No. As far as I know, dandelions do not cause or cure cancer. This is a different kind of tale – about seasons in nature and seasons in the cancer journey, about anniversaries and memories. A tale that is bitter sweet. When the lump in my breast blossomed so did dandelions around me, too. Now spring is in full bloom again. No day is like the next. More colours, more fibrany. The ice cream van has been back for some weeks. The grass in the parks is getting cut, the distance between the trees is shrinking as the space gets filled out with lushous green. Dandileons are everywhere. Bright and deep yellow and orange. Leaves and roots are bitter and good for you.
As children we cut the stems, put them in water, and they would curl up into weird and wonderful shapes. We would try and sell them to passers by. Now I eat the leaves and the stems. If I am brave I add some burdock leaves, which takes me right up to my bitter taste threshold. But it’s seasonal detox.
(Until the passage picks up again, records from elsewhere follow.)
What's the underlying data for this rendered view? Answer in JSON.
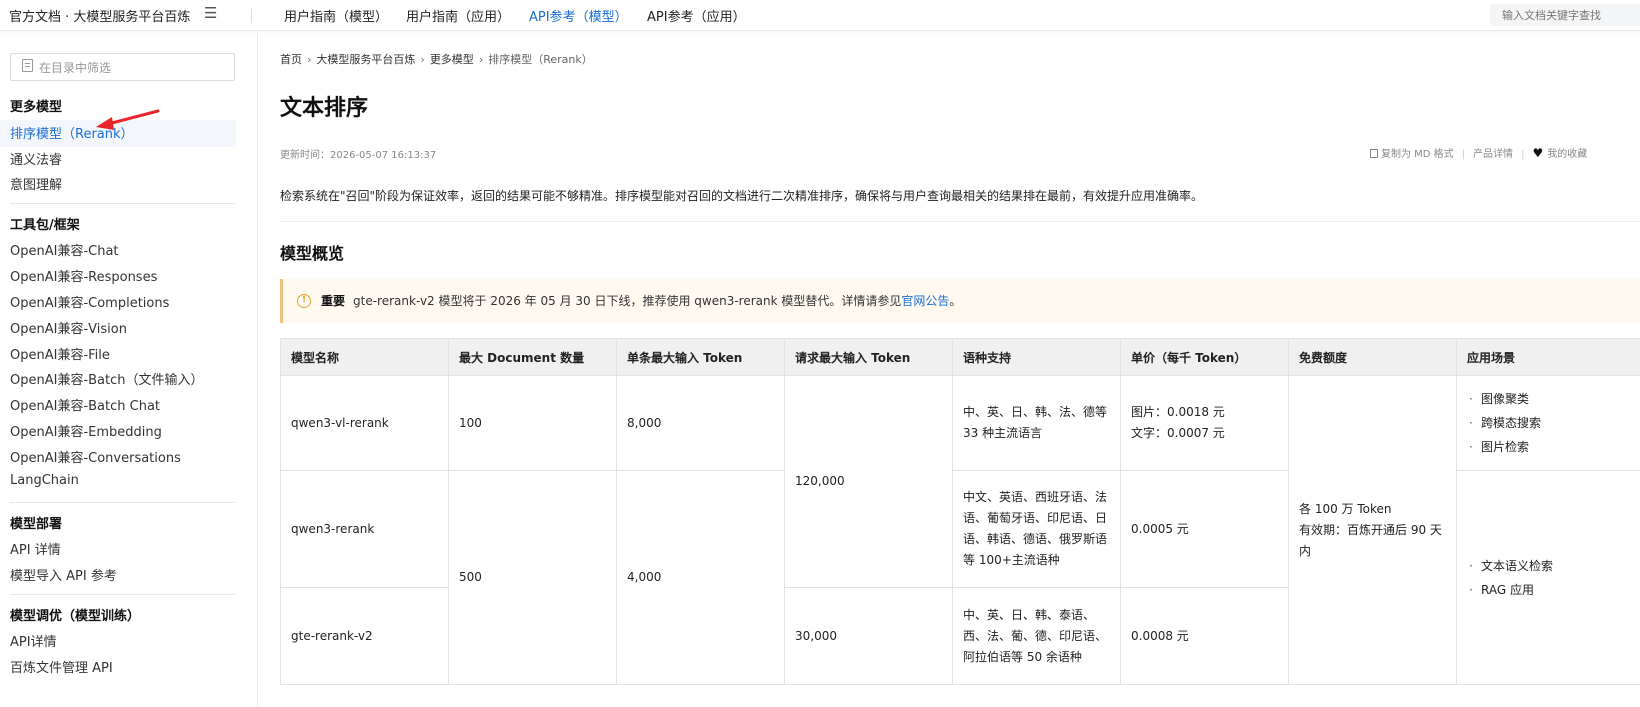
{
  "header": {
    "brand": "官方文档 · 大模型服务平台百炼",
    "menu_icon": "menu-icon",
    "tabs": [
      {
        "label": "用户指南（模型）",
        "active": false
      },
      {
        "label": "用户指南（应用）",
        "active": false
      },
      {
        "label": "API参考（模型）",
        "active": true
      },
      {
        "label": "API参考（应用）",
        "active": false
      }
    ],
    "search_placeholder": "输入文档关键字查找"
  },
  "sidebar": {
    "filter_placeholder": "在目录中筛选",
    "groups": [
      {
        "title": "更多模型",
        "items": [
          {
            "label": "排序模型（Rerank）",
            "active": true
          },
          {
            "label": "通义法睿"
          },
          {
            "label": "意图理解"
          }
        ]
      },
      {
        "title": "工具包/框架",
        "items": [
          {
            "label": "OpenAI兼容-Chat"
          },
          {
            "label": "OpenAI兼容-Responses"
          },
          {
            "label": "OpenAI兼容-Completions"
          },
          {
            "label": "OpenAI兼容-Vision"
          },
          {
            "label": "OpenAI兼容-File"
          },
          {
            "label": "OpenAI兼容-Batch（文件输入）"
          },
          {
            "label": "OpenAI兼容-Batch Chat"
          },
          {
            "label": "OpenAI兼容-Embedding"
          },
          {
            "label": "OpenAI兼容-Conversations"
          },
          {
            "label": "LangChain"
          }
        ]
      },
      {
        "title": "模型部署",
        "items": [
          {
            "label": "API 详情"
          },
          {
            "label": "模型导入 API 参考"
          }
        ]
      },
      {
        "title": "模型调优（模型训练）",
        "items": [
          {
            "label": "API详情"
          },
          {
            "label": "百炼文件管理 API"
          }
        ]
      }
    ],
    "annotation_color": "#e8262b"
  },
  "breadcrumb": [
    "首页",
    "大模型服务平台百炼",
    "更多模型",
    "排序模型（Rerank）"
  ],
  "page": {
    "title": "文本排序",
    "updated": "更新时间：2026-05-07 16:13:37",
    "tools": {
      "copy_md": "复制为 MD 格式",
      "product": "产品详情",
      "favorite": "我的收藏"
    },
    "intro": "检索系统在\"召回\"阶段为保证效率，返回的结果可能不够精准。排序模型能对召回的文档进行二次精准排序，确保将与用户查询最相关的结果排在最前，有效提升应用准确率。",
    "section_title": "模型概览",
    "notice": {
      "label": "重要",
      "text": "gte-rerank-v2 模型将于 2026 年 05 月 30 日下线，推荐使用 qwen3-rerank 模型替代。详情请参见",
      "link": "官网公告",
      "end": "。"
    }
  },
  "table": {
    "headers": [
      "模型名称",
      "最大 Document 数量",
      "单条最大输入 Token",
      "请求最大输入 Token",
      "语种支持",
      "单价（每千 Token）",
      "免费额度",
      "应用场景"
    ],
    "rows": [
      {
        "name": "qwen3-vl-rerank",
        "max_docs": "100",
        "single_token": "8,000",
        "lang": "中、英、日、韩、法、德等 33 种主流语言",
        "price": [
          "图片：0.0018 元",
          "文字：0.0007 元"
        ]
      },
      {
        "name": "qwen3-rerank",
        "lang": "中文、英语、西班牙语、法语、葡萄牙语、印尼语、日语、韩语、德语、俄罗斯语等 100+主流语种",
        "price": [
          "0.0005 元"
        ]
      },
      {
        "name": "gte-rerank-v2",
        "request_token": "30,000",
        "lang": "中、英、日、韩、泰语、西、法、葡、德、印尼语、阿拉伯语等 50 余语种",
        "price": [
          "0.0008 元"
        ]
      }
    ],
    "merged": {
      "max_docs_2_3": "500",
      "single_token_2_3": "4,000",
      "request_token_1_2": "120,000",
      "free_quota": [
        "各 100 万 Token",
        "有效期：百炼开通后 90 天内"
      ],
      "scenes_1": [
        "图像聚类",
        "跨模态搜索",
        "图片检索"
      ],
      "scenes_2_3": [
        "文本语义检索",
        "RAG 应用"
      ]
    }
  }
}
My cancer was diagnosed in the month of May. I had found a lump in my right breast in April. Treatment started in July. In some ways that was detox, cleansing, cutting out and killing off – the bad with the good, because the chemo did not discriminate. That’s some time ago now. Thankfully, I am well – as far as I can tell, for now.
Since then nature’s seasons have become more important to me. I pay more attention, and feel myself part of a greater scheme. I make a conscious effort to take part, to eat seasonal food, to grow plants and attend to them across the seasons and a lot more. We dress according to the seasons and our lifestyles are adjusted, too. But often we leave it at that.
Feeling connected to naturs is important to me, and I feel better for it. It is mental, emotional and physical medicine. Otherwise the risk is, that everything becomes about cancer, potential illness, suffering, and dying. Otherwise there is the real risk, that I look at the seasons in nature through the lense of my cancer seasons: Spring is about check ups and diagnosis; summer, autumn and winter is about treatment and hopefully survival – until the next spring. It may sound crazy, but the trauma of diagnosis, treatment and uncertainty is pretty compelling stuff.
When I feel torn inside and pulled towards doubt and fear of what might happen, going into nature and being part with all my senses offers grounding and some peace. It certainly heals something inside and strengthens the soul. It works for me. Everyone to their own.
Dandileons and cancer in May, they now go together, my attempt at detox and the cancer check up season – bitter sweet.